If you are a teacher, open your eyes and your hearts.  If you see an actual or potential bullying situation, PLEASE DON'T TURN AROUND!!  I have seen this happen, and it is heartbreaking.  You can identify the bullies and the targets on the first day of school.  Find a way to diffuse the situation before it happens.  Help them get to know one another, and show all of your students how special each and every one of them is.  I know that school policies sometimes tie your hands in such situations.  But we are talking about kids' lives.  Damn the job, HELP THAT KID! 

Everyone can live the example, be the change.  Be kind, please.  Kind words, kind thoughts, kind actions.  This can make all the difference.  Have you ever seen that commercial (I can't remember what it is for, sorry) where one person's kind action inspires another's?  Have you heard that country song on the same theme?  Have you read (or seen) Pay It Forward?  That is what I'm talking about. 

I had no idea when I started my day that this would be the post I would be writing today.  Single Dad Laughing unlocked the door.  Caleb opened it up for me.  They both lead me through.  Dan's courage and Caleb's accidental wisdom compelled me to put my thoughts out there.   
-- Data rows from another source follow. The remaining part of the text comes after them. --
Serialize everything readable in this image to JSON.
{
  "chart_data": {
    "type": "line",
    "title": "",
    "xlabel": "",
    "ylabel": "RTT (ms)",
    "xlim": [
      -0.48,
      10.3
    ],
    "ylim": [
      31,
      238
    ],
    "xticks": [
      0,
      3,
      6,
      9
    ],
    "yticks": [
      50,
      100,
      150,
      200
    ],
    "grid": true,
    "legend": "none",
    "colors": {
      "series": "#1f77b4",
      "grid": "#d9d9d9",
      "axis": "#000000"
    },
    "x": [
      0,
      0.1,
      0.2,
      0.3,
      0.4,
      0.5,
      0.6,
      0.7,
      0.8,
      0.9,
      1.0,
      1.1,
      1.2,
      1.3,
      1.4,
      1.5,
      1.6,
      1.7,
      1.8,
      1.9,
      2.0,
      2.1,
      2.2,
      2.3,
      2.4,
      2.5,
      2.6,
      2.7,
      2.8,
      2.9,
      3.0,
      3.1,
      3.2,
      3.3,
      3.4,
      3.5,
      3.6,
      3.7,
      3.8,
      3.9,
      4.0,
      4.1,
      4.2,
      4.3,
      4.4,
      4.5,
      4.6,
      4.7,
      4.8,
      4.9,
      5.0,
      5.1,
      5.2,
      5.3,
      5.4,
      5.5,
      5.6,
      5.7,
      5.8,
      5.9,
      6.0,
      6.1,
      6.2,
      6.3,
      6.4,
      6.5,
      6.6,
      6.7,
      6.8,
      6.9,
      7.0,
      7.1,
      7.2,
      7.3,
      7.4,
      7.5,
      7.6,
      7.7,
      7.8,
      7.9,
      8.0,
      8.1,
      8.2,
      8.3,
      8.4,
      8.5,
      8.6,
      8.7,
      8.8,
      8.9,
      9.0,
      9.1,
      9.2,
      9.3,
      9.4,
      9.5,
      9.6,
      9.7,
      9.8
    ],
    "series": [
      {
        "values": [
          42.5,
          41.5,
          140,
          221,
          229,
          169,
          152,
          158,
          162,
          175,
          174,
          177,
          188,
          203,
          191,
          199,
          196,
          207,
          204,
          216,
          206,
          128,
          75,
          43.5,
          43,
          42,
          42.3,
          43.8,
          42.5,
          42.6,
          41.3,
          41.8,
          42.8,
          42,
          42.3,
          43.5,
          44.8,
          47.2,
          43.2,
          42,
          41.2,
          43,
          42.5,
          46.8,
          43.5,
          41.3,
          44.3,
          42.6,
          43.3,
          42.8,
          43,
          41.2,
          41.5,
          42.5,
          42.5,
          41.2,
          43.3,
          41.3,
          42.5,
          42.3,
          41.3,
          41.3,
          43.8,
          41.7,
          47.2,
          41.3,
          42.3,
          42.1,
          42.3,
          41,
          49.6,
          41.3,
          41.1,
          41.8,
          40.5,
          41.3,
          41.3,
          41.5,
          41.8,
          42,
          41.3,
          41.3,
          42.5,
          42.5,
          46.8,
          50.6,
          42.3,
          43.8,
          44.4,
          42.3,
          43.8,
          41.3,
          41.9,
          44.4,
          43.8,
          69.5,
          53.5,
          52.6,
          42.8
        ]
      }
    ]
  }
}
You will rarely see me quote the bible here, but this is one of the few times:  Faith, Hope & Love.  The greatest of these is LOVE.  (1 Corinthians 13:13)  Thank you, Google.  Truer words have never been spoken.


  1. Beautifully written! Caleb is so blessed to have you as a caring and thoughtful mother. He will grow up to be a very respectful young man.

  2. You're a beautiful person inside and out. I'm sorry you went through a tough time when you were younger. Unfortunately, girls who mature early are targeted while boys who mature early are worshipped. Biology (and kids) can be cruel. Dan's blog post on the topic was amazing. I'm getting my Masters in Mental Health Counseling in order to help kids, but the current issues with bullying has lead me to find volunteer work now.